In [3]:
# Install required libraries
# !pip install datasets transformers torch flask

# Import necessary libraries
import re
import numpy as np
from datasets import load_dataset
from sklearn.model_selection import train_test_split
from sklearn.feature_extraction.text import TfidfVectorizer
from nltk.corpus import stopwords
from nltk.tokenize import word_tokenize
from nltk.stem import PorterStemmer

# Load IMDb dataset
dataset = load_dataset("imdb")

# Extract data
X_train = dataset['train']['text']
y_train = dataset['train']['label']
X_test = dataset['test']['text']
y_test = dataset['test']['label']

# Preprocess text function
def preprocess_text(text):
    text = re.sub(r'<.*?>', ' ', text)  # Remove HTML tags
    text = re.sub(r'\W', ' ', text)  # Remove special characters
    text = re.sub(r'\s+', ' ', text)  # Remove extra spaces
    tokens = word_tokenize(text)  # Tokenization
    stop_words = set(stopwords.words('english'))  # Stopword removal
    tokens = [word for word in tokens if word.lower() not in stop_words]
    ps = PorterStemmer()
    tokens = [ps.stem(word) for word in tokens]  # Stemming
    return ' '.join(tokens)

# Apply preprocessing
X_train = [preprocess_text(review) for review in X_train]
X_test = [preprocess_text(review) for review in X_test]
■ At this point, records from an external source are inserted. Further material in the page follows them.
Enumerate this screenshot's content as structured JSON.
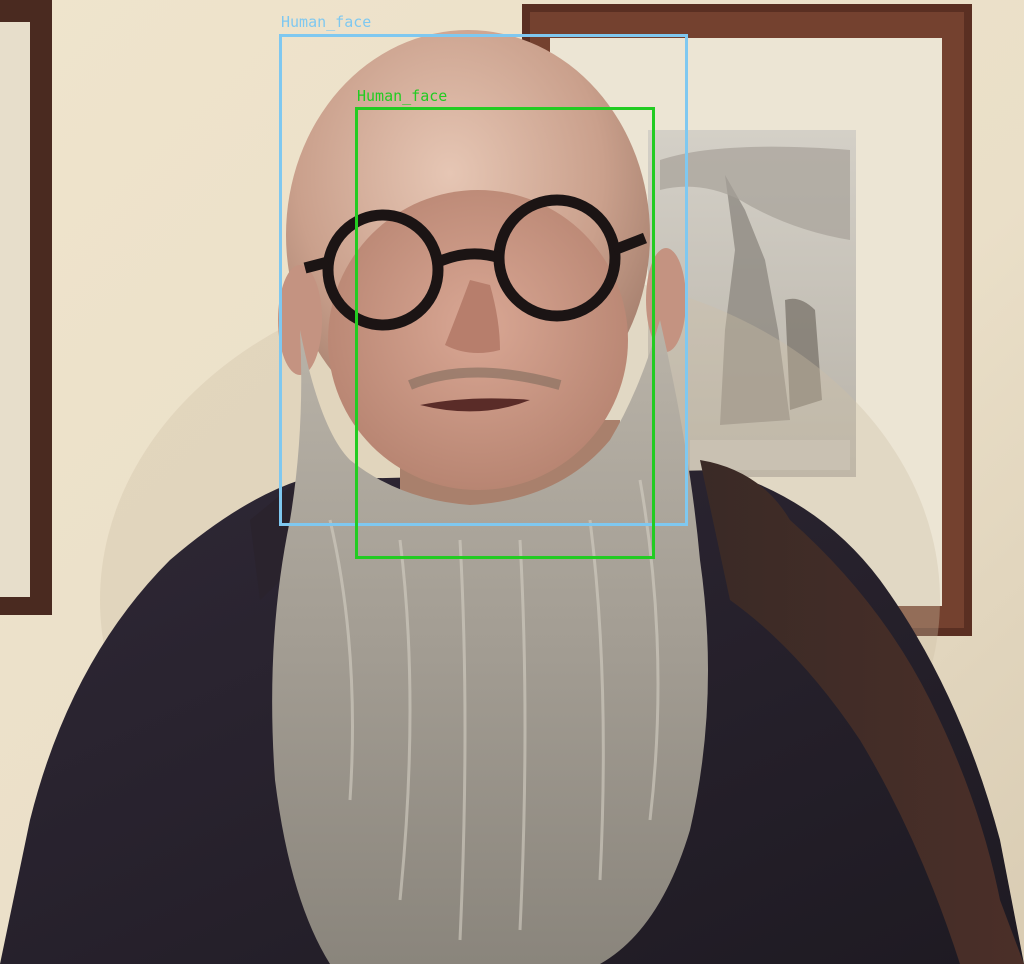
{
  "image": {
    "description_free": true
  },
  "detections": [
    {
      "label": "Human_face",
      "color": "#7fc8f0"
    },
    {
      "label": "Human_face",
      "color": "#22cc22"
    }
  ]
}
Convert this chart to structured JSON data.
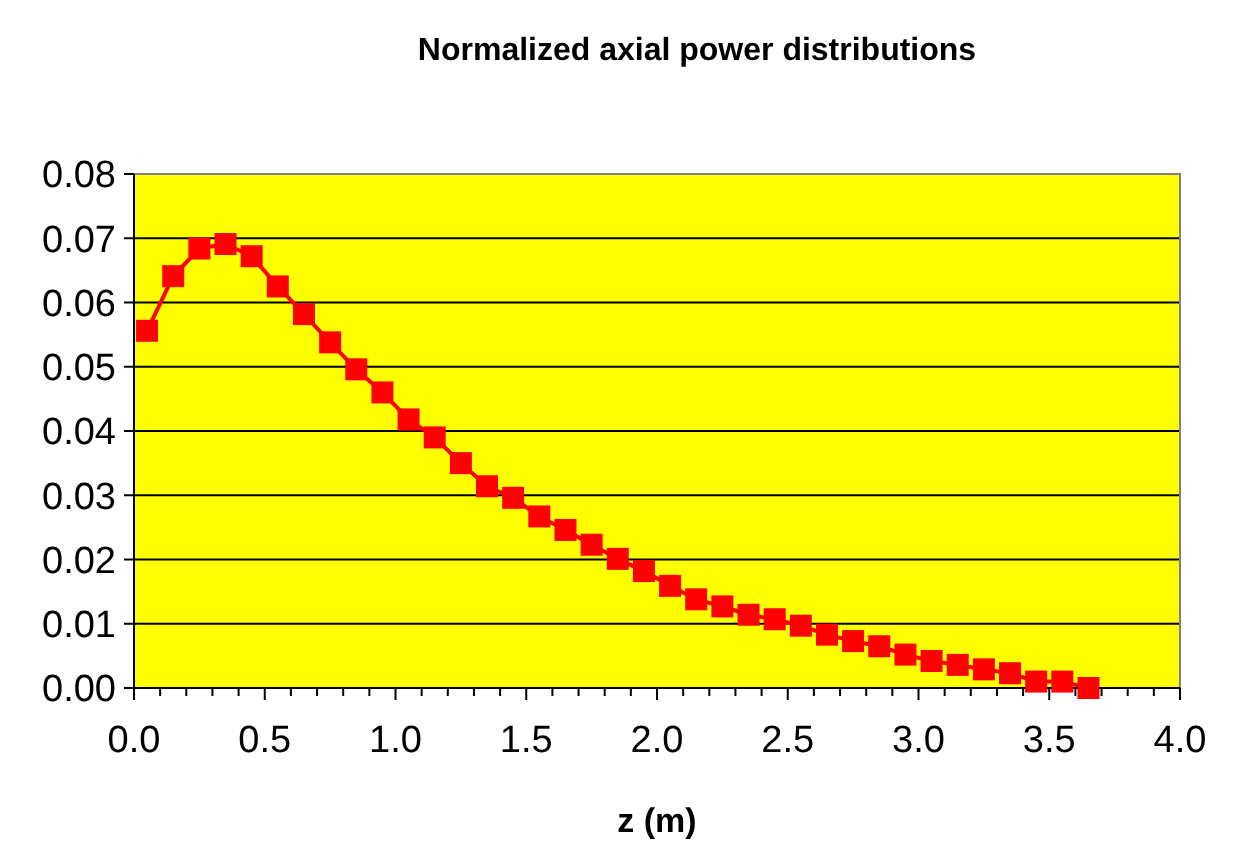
{
  "chart_data": {
    "type": "line",
    "title": "Normalized axial power distributions",
    "xlabel": "z (m)",
    "x": [
      0.05,
      0.15,
      0.25,
      0.35,
      0.45,
      0.55,
      0.65,
      0.75,
      0.85,
      0.95,
      1.05,
      1.15,
      1.25,
      1.35,
      1.45,
      1.55,
      1.65,
      1.75,
      1.85,
      1.95,
      2.05,
      2.15,
      2.25,
      2.35,
      2.45,
      2.55,
      2.65,
      2.75,
      2.85,
      2.95,
      3.05,
      3.15,
      3.25,
      3.35,
      3.45,
      3.55,
      3.65
    ],
    "series": [
      {
        "color": "#ff0000",
        "values": [
          0.0556,
          0.0641,
          0.0684,
          0.0691,
          0.0672,
          0.0625,
          0.0582,
          0.0538,
          0.0496,
          0.046,
          0.0418,
          0.039,
          0.035,
          0.0314,
          0.0296,
          0.0267,
          0.0246,
          0.0223,
          0.0201,
          0.0182,
          0.0159,
          0.0138,
          0.0127,
          0.0114,
          0.0107,
          0.0097,
          0.0083,
          0.0073,
          0.0065,
          0.0052,
          0.0042,
          0.0036,
          0.0029,
          0.0023,
          0.001,
          0.001,
          0
        ]
      }
    ],
    "xlim": [
      0,
      4
    ],
    "xticks": [
      {
        "value": 0,
        "label": "0.0"
      },
      {
        "value": 0.5,
        "label": "0.5"
      },
      {
        "value": 1,
        "label": "1.0"
      },
      {
        "value": 1.5,
        "label": "1.5"
      },
      {
        "value": 2,
        "label": "2.0"
      },
      {
        "value": 2.5,
        "label": "2.5"
      },
      {
        "value": 3,
        "label": "3.0"
      },
      {
        "value": 3.5,
        "label": "3.5"
      },
      {
        "value": 4,
        "label": "4.0"
      }
    ],
    "ylim": [
      0,
      0.08
    ],
    "yticks": [
      {
        "value": 0,
        "label": "0.00"
      },
      {
        "value": 0.01,
        "label": "0.01"
      },
      {
        "value": 0.02,
        "label": "0.02"
      },
      {
        "value": 0.03,
        "label": "0.03"
      },
      {
        "value": 0.04,
        "label": "0.04"
      },
      {
        "value": 0.05,
        "label": "0.05"
      },
      {
        "value": 0.06,
        "label": "0.06"
      },
      {
        "value": 0.07,
        "label": "0.07"
      },
      {
        "value": 0.08,
        "label": "0.08"
      }
    ],
    "grid": "y",
    "marker": "square",
    "line_style": "solid"
  }
}
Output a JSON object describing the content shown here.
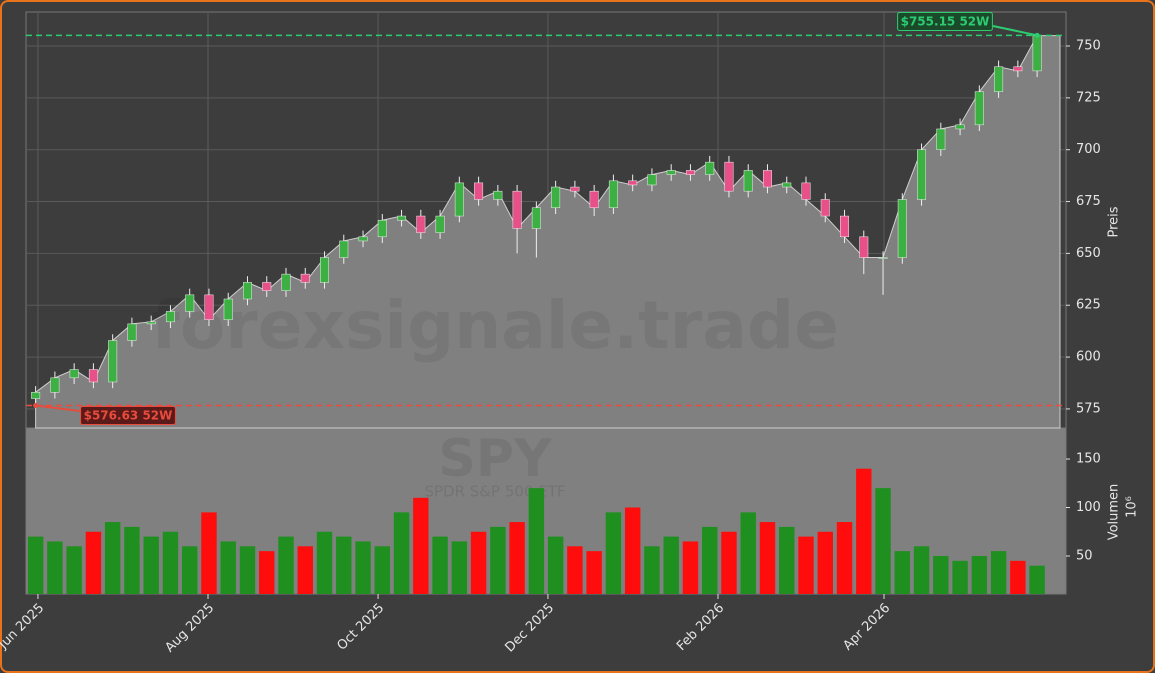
{
  "chart_data": {
    "type": "candlestick",
    "watermark": "forexsignale.trade",
    "symbol": "SPY",
    "symbol_name": "SPDR S&P 500 ETF",
    "ylabel": "Preis",
    "y2label": "Volumen",
    "y2unit": "10⁶",
    "grid": true,
    "up_color": "#3cb043",
    "down_color": "#e8508a",
    "volume_up_color": "#1f8f1f",
    "volume_down_color": "#ff0d0d",
    "area_color": "#808080",
    "xlim": [
      -0.5,
      53.5
    ],
    "xticks": [
      {
        "value": 0.12,
        "label": "Jun 2025"
      },
      {
        "value": 8.95,
        "label": "Aug 2025"
      },
      {
        "value": 17.78,
        "label": "Oct 2025"
      },
      {
        "value": 26.6,
        "label": "Dec 2025"
      },
      {
        "value": 35.43,
        "label": "Feb 2026"
      },
      {
        "value": 44.05,
        "label": "Apr 2026"
      }
    ],
    "ylim": [
      565.8,
      766.4
    ],
    "yticks": [
      575,
      600,
      625,
      650,
      675,
      700,
      725,
      750
    ],
    "y2lim": [
      10.8,
      182
    ],
    "y2ticks": [
      50,
      100,
      150
    ],
    "open": [
      580,
      583,
      590,
      594,
      588,
      608,
      616,
      617,
      622,
      630,
      618,
      628,
      636,
      632,
      640,
      636,
      648,
      656,
      658,
      666,
      668,
      660,
      668,
      684,
      676,
      680,
      662,
      672,
      682,
      680,
      672,
      685,
      683,
      688,
      690,
      688,
      694,
      680,
      690,
      682,
      684,
      676,
      668,
      658,
      648,
      648,
      676,
      700,
      710,
      712,
      728,
      740,
      738
    ],
    "high": [
      586,
      593,
      597,
      597,
      611,
      619,
      620,
      625,
      633,
      633,
      631,
      639,
      639,
      643,
      643,
      651,
      659,
      661,
      669,
      671,
      671,
      671,
      687,
      687,
      683,
      683,
      675,
      685,
      685,
      683,
      688,
      688,
      691,
      693,
      693,
      697,
      697,
      693,
      693,
      687,
      687,
      679,
      671,
      661,
      651,
      679,
      703,
      713,
      715,
      731,
      743,
      743,
      755.15
    ],
    "low": [
      576.63,
      580,
      587,
      585,
      585,
      605,
      613,
      614,
      619,
      615,
      615,
      625,
      629,
      629,
      633,
      633,
      645,
      653,
      655,
      663,
      657,
      657,
      665,
      673,
      673,
      650,
      648,
      669,
      677,
      668,
      669,
      680,
      680,
      685,
      685,
      685,
      677,
      677,
      679,
      679,
      673,
      665,
      655,
      640,
      630,
      645,
      673,
      697,
      707,
      709,
      725,
      735,
      735
    ],
    "close": [
      583,
      590,
      594,
      588,
      608,
      616,
      617,
      622,
      630,
      618,
      628,
      636,
      632,
      640,
      636,
      648,
      656,
      658,
      666,
      668,
      660,
      668,
      684,
      676,
      680,
      662,
      672,
      682,
      680,
      672,
      685,
      683,
      688,
      690,
      688,
      694,
      680,
      690,
      682,
      684,
      676,
      668,
      658,
      648,
      648,
      676,
      700,
      710,
      712,
      728,
      740,
      738,
      755
    ],
    "volume": [
      70,
      65,
      60,
      75,
      85,
      80,
      70,
      75,
      60,
      95,
      65,
      60,
      55,
      70,
      60,
      75,
      70,
      65,
      60,
      95,
      110,
      70,
      65,
      75,
      80,
      85,
      120,
      70,
      60,
      55,
      95,
      100,
      60,
      70,
      65,
      80,
      75,
      95,
      85,
      80,
      70,
      75,
      85,
      140,
      120,
      55,
      60,
      50,
      45,
      50,
      55,
      45,
      40
    ],
    "annotations": [
      {
        "label": "$755.15 52W",
        "value": 755.15,
        "color": "#2ecc71"
      },
      {
        "label": "$576.63 52W",
        "value": 576.63,
        "color": "#e74c3c"
      }
    ]
  }
}
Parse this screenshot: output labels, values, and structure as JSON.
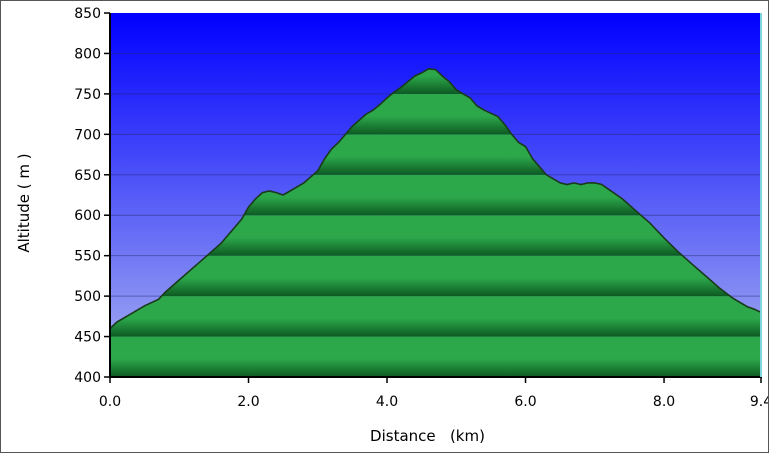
{
  "chart_data": {
    "type": "area",
    "title": "",
    "xlabel": "Distance   (km)",
    "ylabel": "Altitude ( m )",
    "xlim": [
      0,
      9.4
    ],
    "ylim": [
      400,
      850
    ],
    "x_ticks": [
      {
        "value": 0.0,
        "label": "0.0"
      },
      {
        "value": 2.0,
        "label": "2.0"
      },
      {
        "value": 4.0,
        "label": "4.0"
      },
      {
        "value": 6.0,
        "label": "6.0"
      },
      {
        "value": 8.0,
        "label": "8.0"
      },
      {
        "value": 9.4,
        "label": "9.4"
      }
    ],
    "y_ticks": [
      {
        "value": 400,
        "label": "400"
      },
      {
        "value": 450,
        "label": "450"
      },
      {
        "value": 500,
        "label": "500"
      },
      {
        "value": 550,
        "label": "550"
      },
      {
        "value": 600,
        "label": "600"
      },
      {
        "value": 650,
        "label": "650"
      },
      {
        "value": 700,
        "label": "700"
      },
      {
        "value": 750,
        "label": "750"
      },
      {
        "value": 800,
        "label": "800"
      },
      {
        "value": 850,
        "label": "850"
      }
    ],
    "grid": true,
    "colors": {
      "background_top": "#0000ff",
      "background_bottom": "#aab4f0",
      "area_light": "#2ca84a",
      "area_dark": "#0d5a22",
      "outline": "#1a3a1a",
      "gridline": "#222266"
    },
    "series": [
      {
        "x": [
          0.0,
          0.1,
          0.3,
          0.5,
          0.7,
          0.8,
          1.0,
          1.2,
          1.4,
          1.6,
          1.8,
          1.9,
          2.0,
          2.1,
          2.2,
          2.3,
          2.4,
          2.5,
          2.6,
          2.8,
          3.0,
          3.1,
          3.2,
          3.3,
          3.5,
          3.7,
          3.8,
          3.9,
          4.0,
          4.1,
          4.2,
          4.3,
          4.4,
          4.5,
          4.6,
          4.7,
          4.8,
          4.9,
          5.0,
          5.1,
          5.2,
          5.3,
          5.4,
          5.6,
          5.7,
          5.8,
          5.9,
          6.0,
          6.1,
          6.2,
          6.3,
          6.4,
          6.5,
          6.6,
          6.7,
          6.8,
          6.9,
          7.0,
          7.1,
          7.2,
          7.4,
          7.6,
          7.8,
          8.0,
          8.2,
          8.4,
          8.6,
          8.8,
          9.0,
          9.2,
          9.3,
          9.4
        ],
        "y": [
          460,
          468,
          478,
          488,
          496,
          505,
          520,
          535,
          550,
          565,
          585,
          595,
          610,
          620,
          628,
          630,
          628,
          625,
          630,
          640,
          655,
          670,
          682,
          690,
          710,
          725,
          730,
          737,
          745,
          752,
          758,
          765,
          772,
          776,
          781,
          780,
          772,
          765,
          755,
          750,
          745,
          735,
          730,
          722,
          712,
          700,
          690,
          685,
          670,
          660,
          650,
          645,
          640,
          638,
          640,
          638,
          640,
          640,
          638,
          632,
          620,
          605,
          590,
          572,
          555,
          540,
          525,
          510,
          497,
          487,
          484,
          480
        ]
      }
    ]
  }
}
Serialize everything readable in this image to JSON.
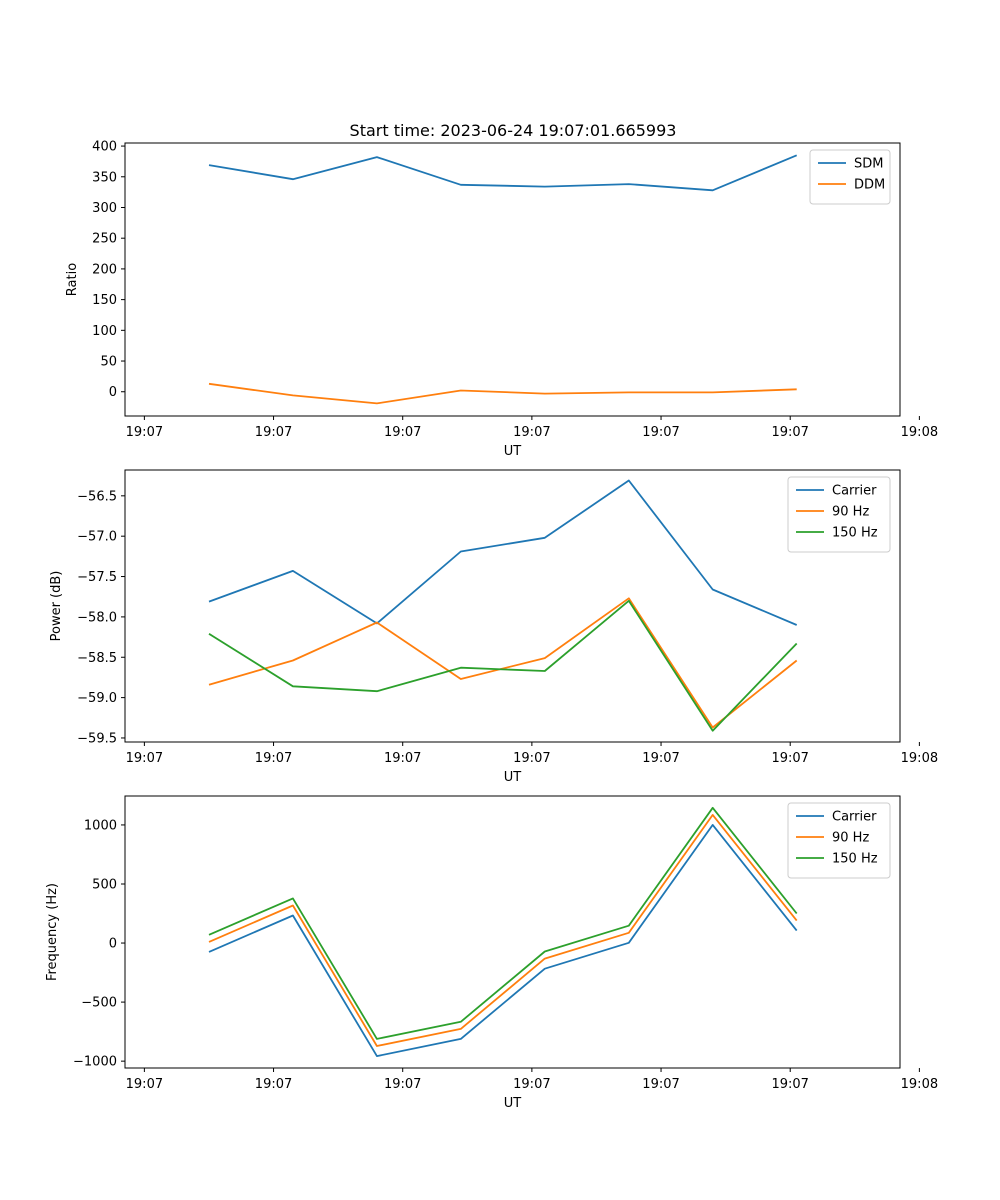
{
  "figure": {
    "title": "Start time: 2023-06-24 19:07:01.665993"
  },
  "chart_data": [
    {
      "type": "line",
      "title": "Start time: 2023-06-24 19:07:01.665993",
      "xlabel": "UT",
      "ylabel": "Ratio",
      "xlim": [
        0.0,
        6.0
      ],
      "ylim": [
        -39.5,
        405.0
      ],
      "xticks": [
        0.15,
        1.15,
        2.15,
        3.15,
        4.15,
        5.15,
        6.15
      ],
      "xtick_labels": [
        "19:07",
        "19:07",
        "19:07",
        "19:07",
        "19:07",
        "19:07",
        "19:08"
      ],
      "yticks": [
        0,
        50,
        100,
        150,
        200,
        250,
        300,
        350,
        400
      ],
      "ytick_labels": [
        "0",
        "50",
        "100",
        "150",
        "200",
        "250",
        "300",
        "350",
        "400"
      ],
      "x": [
        0.65,
        1.3,
        1.95,
        2.6,
        3.25,
        3.9,
        4.55,
        5.2
      ],
      "series": [
        {
          "name": "SDM",
          "color": "#1f77b4",
          "values": [
            369,
            346,
            382,
            337,
            334,
            338,
            328,
            385
          ]
        },
        {
          "name": "DDM",
          "color": "#ff7f0e",
          "values": [
            13,
            -6,
            -19,
            2,
            -3,
            -1,
            -1,
            4
          ]
        }
      ],
      "legend": "upper right",
      "grid": false
    },
    {
      "type": "line",
      "xlabel": "UT",
      "ylabel": "Power (dB)",
      "xlim": [
        0.0,
        6.0
      ],
      "ylim": [
        -59.55,
        -56.18
      ],
      "xticks": [
        0.15,
        1.15,
        2.15,
        3.15,
        4.15,
        5.15,
        6.15
      ],
      "xtick_labels": [
        "19:07",
        "19:07",
        "19:07",
        "19:07",
        "19:07",
        "19:07",
        "19:08"
      ],
      "yticks": [
        -59.5,
        -59.0,
        -58.5,
        -58.0,
        -57.5,
        -57.0,
        -56.5
      ],
      "ytick_labels": [
        "−59.5",
        "−59.0",
        "−58.5",
        "−58.0",
        "−57.5",
        "−57.0",
        "−56.5"
      ],
      "x": [
        0.65,
        1.3,
        1.95,
        2.6,
        3.25,
        3.9,
        4.55,
        5.2
      ],
      "series": [
        {
          "name": "Carrier",
          "color": "#1f77b4",
          "values": [
            -57.81,
            -57.43,
            -58.08,
            -57.19,
            -57.02,
            -56.31,
            -57.66,
            -58.1
          ]
        },
        {
          "name": "90 Hz",
          "color": "#ff7f0e",
          "values": [
            -58.84,
            -58.54,
            -58.07,
            -58.77,
            -58.51,
            -57.77,
            -59.37,
            -58.54
          ]
        },
        {
          "name": "150 Hz",
          "color": "#2ca02c",
          "values": [
            -58.21,
            -58.86,
            -58.92,
            -58.63,
            -58.67,
            -57.8,
            -59.41,
            -58.33
          ]
        }
      ],
      "legend": "upper right",
      "grid": false
    },
    {
      "type": "line",
      "xlabel": "UT",
      "ylabel": "Frequency (Hz)",
      "xlim": [
        0.0,
        6.0
      ],
      "ylim": [
        -1058.0,
        1245.0
      ],
      "xticks": [
        0.15,
        1.15,
        2.15,
        3.15,
        4.15,
        5.15,
        6.15
      ],
      "xtick_labels": [
        "19:07",
        "19:07",
        "19:07",
        "19:07",
        "19:07",
        "19:07",
        "19:08"
      ],
      "yticks": [
        -1000,
        -500,
        0,
        500,
        1000
      ],
      "ytick_labels": [
        "−1000",
        "−500",
        "0",
        "500",
        "1000"
      ],
      "x": [
        0.65,
        1.3,
        1.95,
        2.6,
        3.25,
        3.9,
        4.55,
        5.2
      ],
      "series": [
        {
          "name": "Carrier",
          "color": "#1f77b4",
          "values": [
            -75,
            233,
            -957,
            -812,
            -217,
            2,
            1000,
            105
          ]
        },
        {
          "name": "90 Hz",
          "color": "#ff7f0e",
          "values": [
            10,
            318,
            -872,
            -727,
            -132,
            87,
            1085,
            190
          ]
        },
        {
          "name": "150 Hz",
          "color": "#2ca02c",
          "values": [
            70,
            378,
            -812,
            -667,
            -72,
            147,
            1145,
            250
          ]
        }
      ],
      "legend": "upper right",
      "grid": false
    }
  ]
}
# Convert text data into numerical form using TF-IDF
vectorizer = TfidfVectorizer(max_features=5000)
X_train_tfidf = vectorizer.fit_transform(X_train)
X_test_tfidf = vectorizer.transform(X_test)


In [7]:
from sklearn.neural_network import MLPClassifier
from sklearn.metrics import accuracy_score, precision_score, recall_score, f1_score

# Train Neural Network model
model_nn = MLPClassifier(hidden_layer_sizes=(100,50), max_iter=300, activation='relu', solver='adam')
model_nn.fit(X_train_tfidf, y_train)

# Predictions and evaluation
y_pred_nn = model_nn.predict(X_test_tfidf)
accuracy = accuracy_score(y_test, y_pred_nn)
precision = precision_score(y_test, y_pred_nn)
recall = recall_score(y_test, y_pred_nn)
f1 = f1_score(y_test, y_pred_nn)

print("Neural Network Performance:")
print(f"Accuracy: {accuracy}")
print(f"Precision: {precision}")
print(f"Recall: {recall}")
print(f"F1-Score: {f1}")


Neural Network Performance:
Accuracy: 0.84044
Precision: 0.8520142278104061
Recall: 0.824
F1-Score: 0.8377729879214283


In [8]:
import joblib

# Save the Logistic Regression model and TF-IDF vectorizer
joblib.dump(model_nn, 'model_nn.pkl')
# joblib.dump(vectorizer, 'vectorizer.pkl')


['model_nn.pkl']